Suppose $f_0,f_1, \ldots$ is a martingale (or i.i.d sequence) in $\mathbb R^d$ with $f_0=0$ and all $\|f_n - f_{n-1}\| \le L$ say. There are many concentration results for the initial segment of the martingale. For example Theorem 3.5 of this paper of Pinelis leads to the following variant of the Azuma-Hoeffding inequality.
$$P(\|f_n\| \ge \varepsilon \text{ for some }n\le N) \le \exp\left (-\frac{\varepsilon^2}{2NL^2} \right).\tag 1$$
In the paper such results are called tail inequalities for martingales. What I'm interested in could also be called a tail inequality, except I am interested in is the behaviour after $N$ rather than before. Of course there's no reason to believe since $f_1,f_2,\ldots$ should remain bounded, but if we instead focus on the normalised values $\frac{f_n}{n}$ we can get some bounds. For example taking $\epsilon = N$ the Pinelis theorem implies
$$P\bigg (\frac{1}{N}\|f_N\| \ge 1\bigg) \le \exp\left (-\frac{N}{2L^2} \right).$$
The crudest thing we can do is take a union bound to get
$$P\bigg (\frac{1}{n}\|f_n\| \ge 1\text{ for some }n\ge N\bigg) \le \sum_{n=N}^\infty\exp\left (-\frac{n}{2L^2} \right).$$
and hence
$$P\bigg (\frac{1}{n}\|f_n\| \le 1\text{ for all }n\ge N\bigg) \ge 1-\sum_{n=N}^\infty\exp\left (-\frac{n}{2L^2} \right).$$
The sum can be bounded by the integral
$$\sum_{n=N}^\infty\exp\left (-\frac{n}{2L^2} \right) \le \int_{N-1}^\infty\exp\left (-\frac{x}{2L^2} \right) = 2L \exp\left (-\frac{N-1}{2L^2} \right)$$
which goes to zero as $N \to \infty$.
I am wondering if there are any more sophisticated approaches to get better bounds?

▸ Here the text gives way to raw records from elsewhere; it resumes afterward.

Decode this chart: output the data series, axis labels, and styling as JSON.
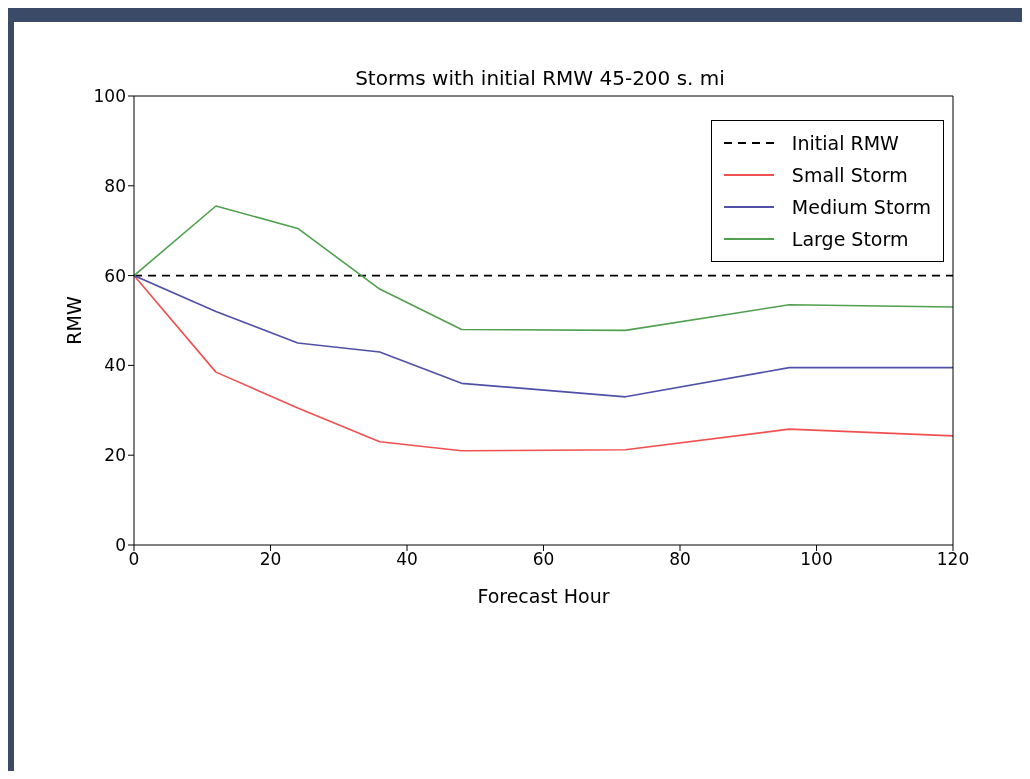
{
  "chart_data": {
    "type": "line",
    "title": "Storms with initial RMW 45-200 s. mi",
    "xlabel": "Forecast Hour",
    "ylabel": "RMW",
    "xlim": [
      0,
      120
    ],
    "xticks": [
      0,
      20,
      40,
      60,
      80,
      100,
      120
    ],
    "ylim": [
      0,
      100
    ],
    "yticks": [
      0,
      20,
      40,
      60,
      80,
      100
    ],
    "grid": false,
    "legend": "top right",
    "marker": "none",
    "series": [
      {
        "name": "Initial RMW",
        "color": "#000000",
        "line_style": "dashed",
        "x": [
          0,
          120
        ],
        "values": [
          60,
          60
        ]
      },
      {
        "name": "Small Storm",
        "color": "#f05050",
        "line_style": "solid",
        "x": [
          0,
          12,
          24,
          36,
          48,
          72,
          96,
          120
        ],
        "values": [
          60,
          38.5,
          30.5,
          23,
          21,
          21.2,
          25.8,
          24.3
        ]
      },
      {
        "name": "Medium Storm",
        "color": "#5050a8",
        "line_style": "solid",
        "x": [
          0,
          12,
          24,
          36,
          48,
          72,
          96,
          120
        ],
        "values": [
          60,
          52,
          45,
          43,
          36,
          33,
          39.5,
          39.5
        ]
      },
      {
        "name": "Large Storm",
        "color": "#50a050",
        "line_style": "solid",
        "x": [
          0,
          12,
          24,
          36,
          48,
          72,
          96,
          120
        ],
        "values": [
          60,
          75.5,
          70.5,
          57,
          48,
          47.8,
          53.5,
          53
        ]
      }
    ]
  }
}
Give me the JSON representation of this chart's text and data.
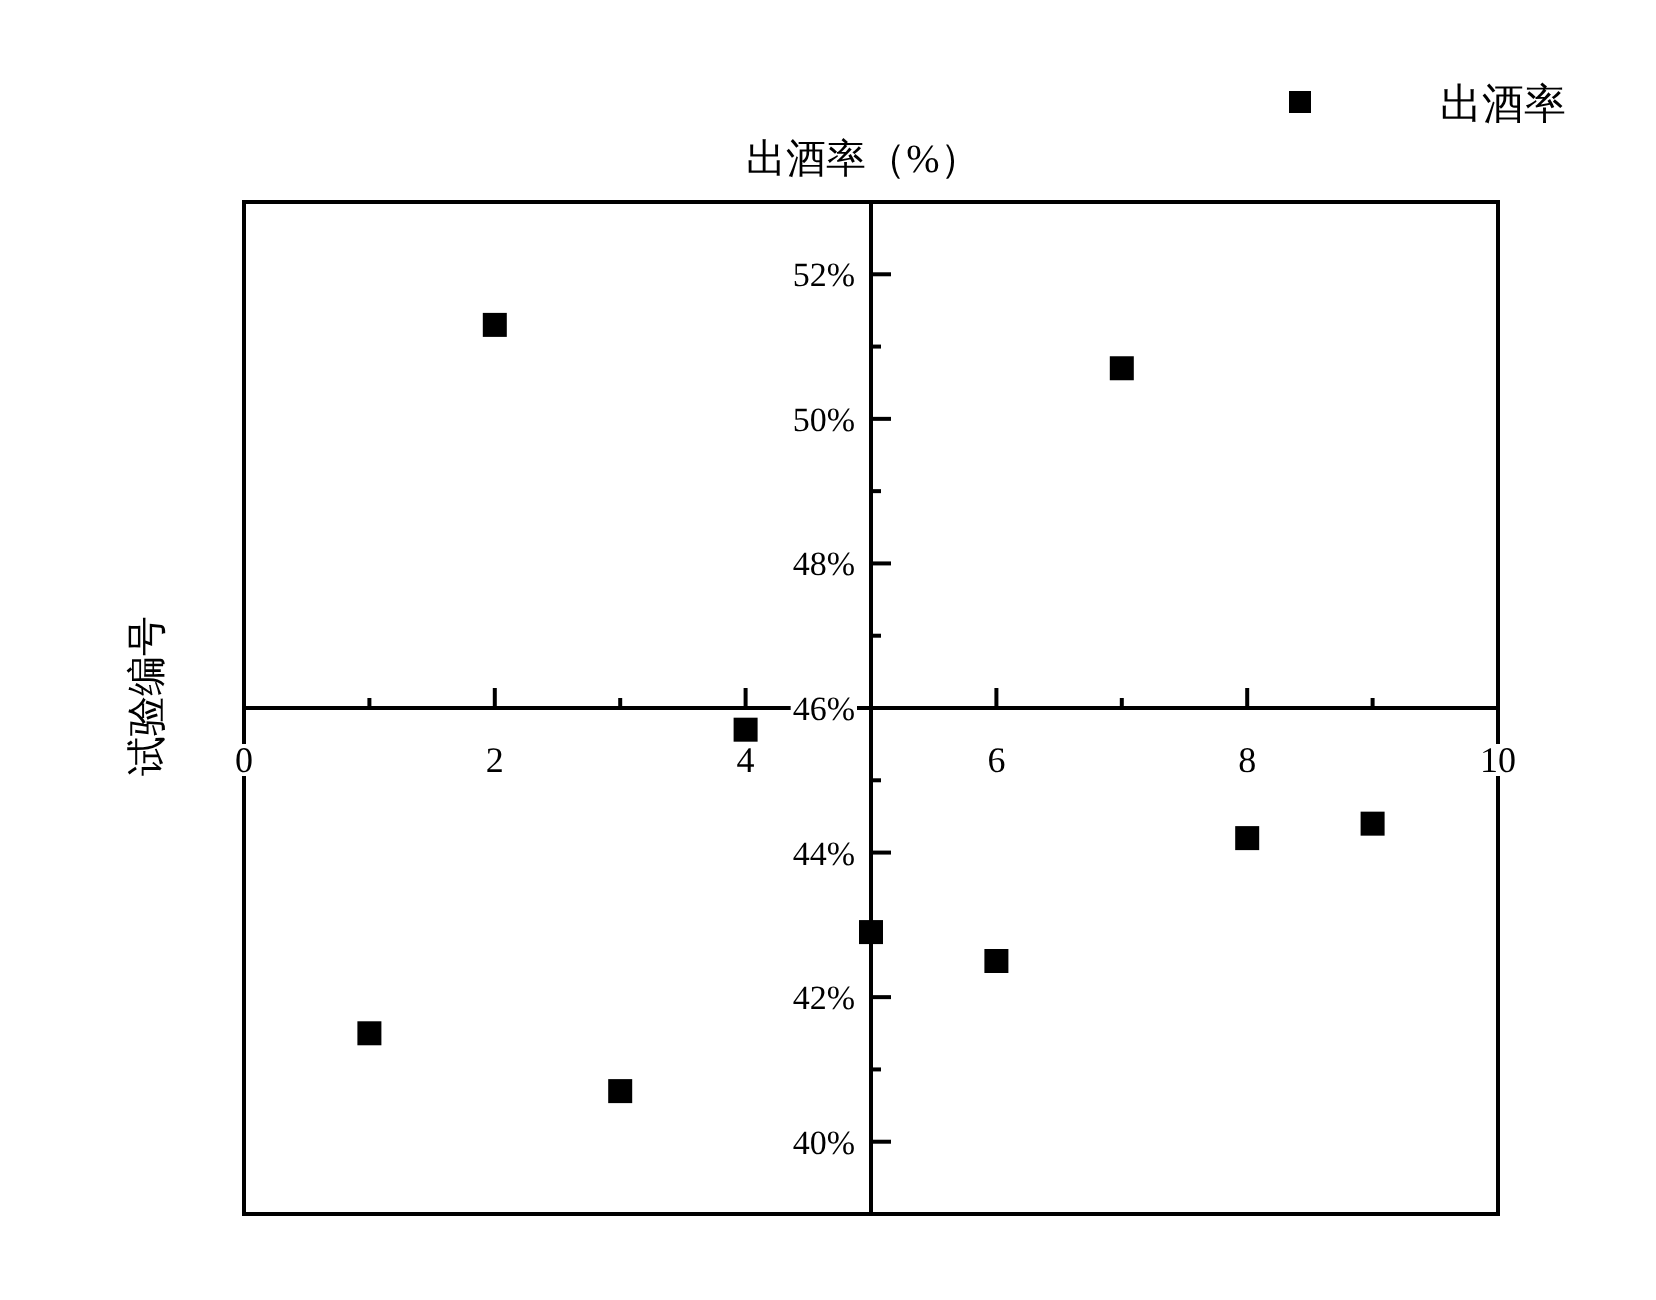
{
  "chart_data": {
    "type": "scatter",
    "title": "出酒率（%）",
    "ylabel": "试验编号",
    "x": [
      1,
      2,
      3,
      4,
      5,
      6,
      7,
      8,
      9
    ],
    "series": [
      {
        "name": "出酒率",
        "color": "#000000",
        "values": [
          41.5,
          51.3,
          40.7,
          45.7,
          42.9,
          42.5,
          50.7,
          44.2,
          44.4
        ]
      }
    ],
    "xlim": [
      0,
      10
    ],
    "xticks": [
      0,
      2,
      4,
      6,
      8,
      10
    ],
    "ylim": [
      39,
      53
    ],
    "yticks": [
      {
        "value": 40,
        "label": "40%"
      },
      {
        "value": 42,
        "label": "42%"
      },
      {
        "value": 44,
        "label": "44%"
      },
      {
        "value": 46,
        "label": "46%"
      },
      {
        "value": 48,
        "label": "48%"
      },
      {
        "value": 50,
        "label": "50%"
      },
      {
        "value": 52,
        "label": "52%"
      }
    ],
    "marker": "square",
    "grid": false,
    "legend": "top right"
  }
}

One idea I had was, instead of forcing each $\frac{1}{n}\|f_n\| <1$ we force $\frac{1}{N}\|f_N\|_2 <1/2$. This forces the next $\frac{1}{n}\|f_n\| <1$ for all $n \le \left(\frac{2L}{2L-1/2}\right)N$. Then for $n_1 = \left(\frac{2L}{2L-1/2}\right)N$ we force $\frac{1}{n_1}\|f_{n_1}\|_2 <1/2$ and so on. Proceeding like this we get a union bound over $N,n_1,n_2,\ldots$ leading to a series of the form
$$\sum_{n=1}^\infty \exp \left( \frac{N}{8L^2} \left(\frac{2L}{2L-1/2}\right)^{n-1}\right).$$
and the integral
$$\int_{0}^\infty \exp \left( a b^{x-1}\right) = \int_{-1}^\infty \exp \left( a b^{x}\right)$$
for the obvious constants. Under the substitution $u =ab^{x}$ this becomes the exponential integral function
$$\frac{1}{\log b}\int_{a/b}^\infty \frac{e^{-t}}{t}dt = \frac{\text{Ei}_1(a/b)}{\log b}.$$
Using some special function inequalities I can bound the above by
$$\frac{e^{-a/b}}{(a/b)\log b}$$
which simplifies to something of the form
$$\frac{C \exp \left( \frac{N}{8L^2} \frac{2L-1/2}{2L}\right) }{N}$$.
We have acquired a $N$ in the denominator, and maybe a smaller coefficient $C$ than before. Unfortunately this makes no difference asymptotically because the coefficient inside the exponential is smaller than before.
You can also replace $1/2$ with any $\delta \in (0,1)$, perform the calculations, and try to minimise the result with respect to $\delta$. There is a closed form solution for such a $\delta$ but it is the solution of a cubic equation so doesn't offer much insight.
One could also try different $\delta_i$-values between each $n_i$ and $n_{i+1}$ but I cannot see how to bound the resulting series with an integral.
Has this problem been considered before? Could anyone provide a reference?